The 99% or Main Street?

A quick thought before I continue reading through David Harvey’s The Condition of Postmodernity for this morning’s fun:

The language of “the 99%” is a welcome relief to the previous talk of “Wall St.” v. “Main St,” or the even more invidious but similar language of “real Americans.” Main St., Main St. America, Real America all conjur up images of white, small town, midwestern America. The language of “the 99%” by its very breadth can’t build on this implicitly racial nationalism. To use some other mathematical language: it allows a reorganization of political energy away from the mythical “mean” or “average” citizen.

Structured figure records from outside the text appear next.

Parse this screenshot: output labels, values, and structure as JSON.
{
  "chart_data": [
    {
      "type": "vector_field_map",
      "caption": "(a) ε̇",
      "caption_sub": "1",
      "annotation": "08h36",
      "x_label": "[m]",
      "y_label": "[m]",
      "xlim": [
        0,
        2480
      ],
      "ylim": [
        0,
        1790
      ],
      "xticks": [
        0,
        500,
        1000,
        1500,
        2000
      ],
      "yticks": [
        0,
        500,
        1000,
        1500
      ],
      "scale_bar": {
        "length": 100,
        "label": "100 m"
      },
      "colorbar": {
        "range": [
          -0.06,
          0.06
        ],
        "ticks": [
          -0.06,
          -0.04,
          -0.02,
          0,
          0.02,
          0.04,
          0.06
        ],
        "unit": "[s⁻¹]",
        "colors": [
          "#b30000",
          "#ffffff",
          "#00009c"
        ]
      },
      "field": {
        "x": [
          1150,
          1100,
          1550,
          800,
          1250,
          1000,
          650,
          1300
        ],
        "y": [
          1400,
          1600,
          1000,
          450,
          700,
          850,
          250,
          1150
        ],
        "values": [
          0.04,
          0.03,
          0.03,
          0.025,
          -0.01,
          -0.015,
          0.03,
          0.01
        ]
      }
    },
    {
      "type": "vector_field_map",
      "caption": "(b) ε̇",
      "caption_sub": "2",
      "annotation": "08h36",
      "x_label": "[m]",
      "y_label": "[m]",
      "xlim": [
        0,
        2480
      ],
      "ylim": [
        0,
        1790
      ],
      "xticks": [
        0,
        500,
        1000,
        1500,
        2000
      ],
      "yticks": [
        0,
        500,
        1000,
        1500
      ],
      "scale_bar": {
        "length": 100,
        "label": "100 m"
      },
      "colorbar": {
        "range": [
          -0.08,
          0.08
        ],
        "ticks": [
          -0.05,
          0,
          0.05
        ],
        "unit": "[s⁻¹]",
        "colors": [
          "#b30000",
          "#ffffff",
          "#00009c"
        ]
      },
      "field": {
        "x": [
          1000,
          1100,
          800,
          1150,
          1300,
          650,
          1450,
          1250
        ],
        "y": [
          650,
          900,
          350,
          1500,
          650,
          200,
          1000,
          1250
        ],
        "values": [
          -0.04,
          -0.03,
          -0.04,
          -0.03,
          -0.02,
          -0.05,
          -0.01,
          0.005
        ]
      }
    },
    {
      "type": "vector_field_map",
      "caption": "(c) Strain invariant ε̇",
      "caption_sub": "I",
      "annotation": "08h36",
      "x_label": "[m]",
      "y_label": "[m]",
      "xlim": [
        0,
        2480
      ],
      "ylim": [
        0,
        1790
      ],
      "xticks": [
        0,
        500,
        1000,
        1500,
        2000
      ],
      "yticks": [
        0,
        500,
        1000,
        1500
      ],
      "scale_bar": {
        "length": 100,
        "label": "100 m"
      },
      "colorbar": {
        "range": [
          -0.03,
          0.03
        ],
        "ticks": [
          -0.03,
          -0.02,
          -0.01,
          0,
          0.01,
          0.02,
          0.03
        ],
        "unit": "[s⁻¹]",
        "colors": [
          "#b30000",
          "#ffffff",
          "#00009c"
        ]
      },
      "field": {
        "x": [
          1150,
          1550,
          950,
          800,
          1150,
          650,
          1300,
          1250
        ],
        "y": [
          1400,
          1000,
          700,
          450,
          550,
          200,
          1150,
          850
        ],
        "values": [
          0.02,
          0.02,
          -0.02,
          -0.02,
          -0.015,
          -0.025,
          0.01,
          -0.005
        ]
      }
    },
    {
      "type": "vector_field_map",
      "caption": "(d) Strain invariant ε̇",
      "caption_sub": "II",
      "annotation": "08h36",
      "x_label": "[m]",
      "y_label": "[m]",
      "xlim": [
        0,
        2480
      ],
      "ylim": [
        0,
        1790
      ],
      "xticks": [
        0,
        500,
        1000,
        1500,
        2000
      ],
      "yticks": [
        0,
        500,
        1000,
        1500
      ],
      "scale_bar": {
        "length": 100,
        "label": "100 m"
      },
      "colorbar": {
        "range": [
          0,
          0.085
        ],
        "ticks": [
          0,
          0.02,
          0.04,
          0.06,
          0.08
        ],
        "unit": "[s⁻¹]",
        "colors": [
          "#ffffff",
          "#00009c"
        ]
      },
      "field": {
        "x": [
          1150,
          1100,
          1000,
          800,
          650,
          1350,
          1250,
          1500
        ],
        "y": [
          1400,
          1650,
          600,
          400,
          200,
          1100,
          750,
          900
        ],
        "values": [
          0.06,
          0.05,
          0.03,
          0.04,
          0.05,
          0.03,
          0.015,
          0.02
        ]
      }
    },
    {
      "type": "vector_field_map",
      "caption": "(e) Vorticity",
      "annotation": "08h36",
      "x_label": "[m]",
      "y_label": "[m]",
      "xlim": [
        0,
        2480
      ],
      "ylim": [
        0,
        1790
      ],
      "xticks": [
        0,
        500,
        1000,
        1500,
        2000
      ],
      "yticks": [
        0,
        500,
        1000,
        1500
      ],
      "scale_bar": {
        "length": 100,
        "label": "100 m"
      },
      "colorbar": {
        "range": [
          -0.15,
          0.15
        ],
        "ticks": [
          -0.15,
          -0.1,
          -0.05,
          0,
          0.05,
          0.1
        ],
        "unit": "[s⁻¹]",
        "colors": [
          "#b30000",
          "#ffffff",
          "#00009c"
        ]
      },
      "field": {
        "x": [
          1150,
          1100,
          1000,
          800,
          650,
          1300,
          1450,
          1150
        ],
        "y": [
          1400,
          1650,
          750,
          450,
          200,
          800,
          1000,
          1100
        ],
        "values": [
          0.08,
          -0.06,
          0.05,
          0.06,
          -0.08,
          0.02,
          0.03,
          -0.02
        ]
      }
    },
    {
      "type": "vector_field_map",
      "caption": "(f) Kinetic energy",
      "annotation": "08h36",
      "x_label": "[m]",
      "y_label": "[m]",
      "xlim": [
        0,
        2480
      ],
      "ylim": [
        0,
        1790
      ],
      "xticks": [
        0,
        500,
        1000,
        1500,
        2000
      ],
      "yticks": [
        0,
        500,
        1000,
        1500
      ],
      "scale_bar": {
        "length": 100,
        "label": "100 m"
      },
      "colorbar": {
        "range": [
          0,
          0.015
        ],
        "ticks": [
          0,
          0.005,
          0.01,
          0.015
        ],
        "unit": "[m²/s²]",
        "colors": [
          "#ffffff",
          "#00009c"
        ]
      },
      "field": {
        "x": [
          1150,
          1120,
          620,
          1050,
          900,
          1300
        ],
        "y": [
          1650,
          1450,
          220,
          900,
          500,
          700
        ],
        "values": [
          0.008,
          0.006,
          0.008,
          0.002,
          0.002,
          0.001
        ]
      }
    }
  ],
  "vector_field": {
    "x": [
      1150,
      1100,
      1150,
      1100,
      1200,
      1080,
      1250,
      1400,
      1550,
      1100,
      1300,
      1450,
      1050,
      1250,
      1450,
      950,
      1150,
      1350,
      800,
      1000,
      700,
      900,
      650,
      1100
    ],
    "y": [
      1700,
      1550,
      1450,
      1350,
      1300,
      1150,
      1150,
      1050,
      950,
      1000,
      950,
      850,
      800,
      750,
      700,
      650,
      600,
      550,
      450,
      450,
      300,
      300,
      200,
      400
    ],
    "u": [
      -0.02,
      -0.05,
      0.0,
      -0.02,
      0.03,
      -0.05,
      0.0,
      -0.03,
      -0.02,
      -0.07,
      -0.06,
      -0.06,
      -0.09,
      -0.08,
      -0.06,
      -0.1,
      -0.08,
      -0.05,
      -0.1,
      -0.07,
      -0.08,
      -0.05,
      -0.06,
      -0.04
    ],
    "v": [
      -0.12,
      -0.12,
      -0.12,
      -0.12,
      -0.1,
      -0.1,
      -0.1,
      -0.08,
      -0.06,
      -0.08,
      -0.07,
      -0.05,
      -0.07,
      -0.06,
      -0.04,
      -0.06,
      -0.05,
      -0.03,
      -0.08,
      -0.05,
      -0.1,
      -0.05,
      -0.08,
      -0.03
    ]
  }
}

Occupy Wall St. is still in its early stages; the strike in Oakland next week is a major push forward. Besides crediting OWS with shifting talks from “deficits” to “inequality,” OWS deserves credit for pushing political language away from the incessant talk about and attempts to produce the exemplary image of “real America.” Perhaps this helps explain the continual attempts to construct an “image” of the “typical” OWS protester (young, drug using, simultaneously unnaturally lazy and angry, with dreadlocks–meaning dirty…). OWS is bypassing and thereby diminishing the political saliency of this “image” of an average citizen. As such, it starts dismantling the racial nationalism implicit in the idea of “real America.”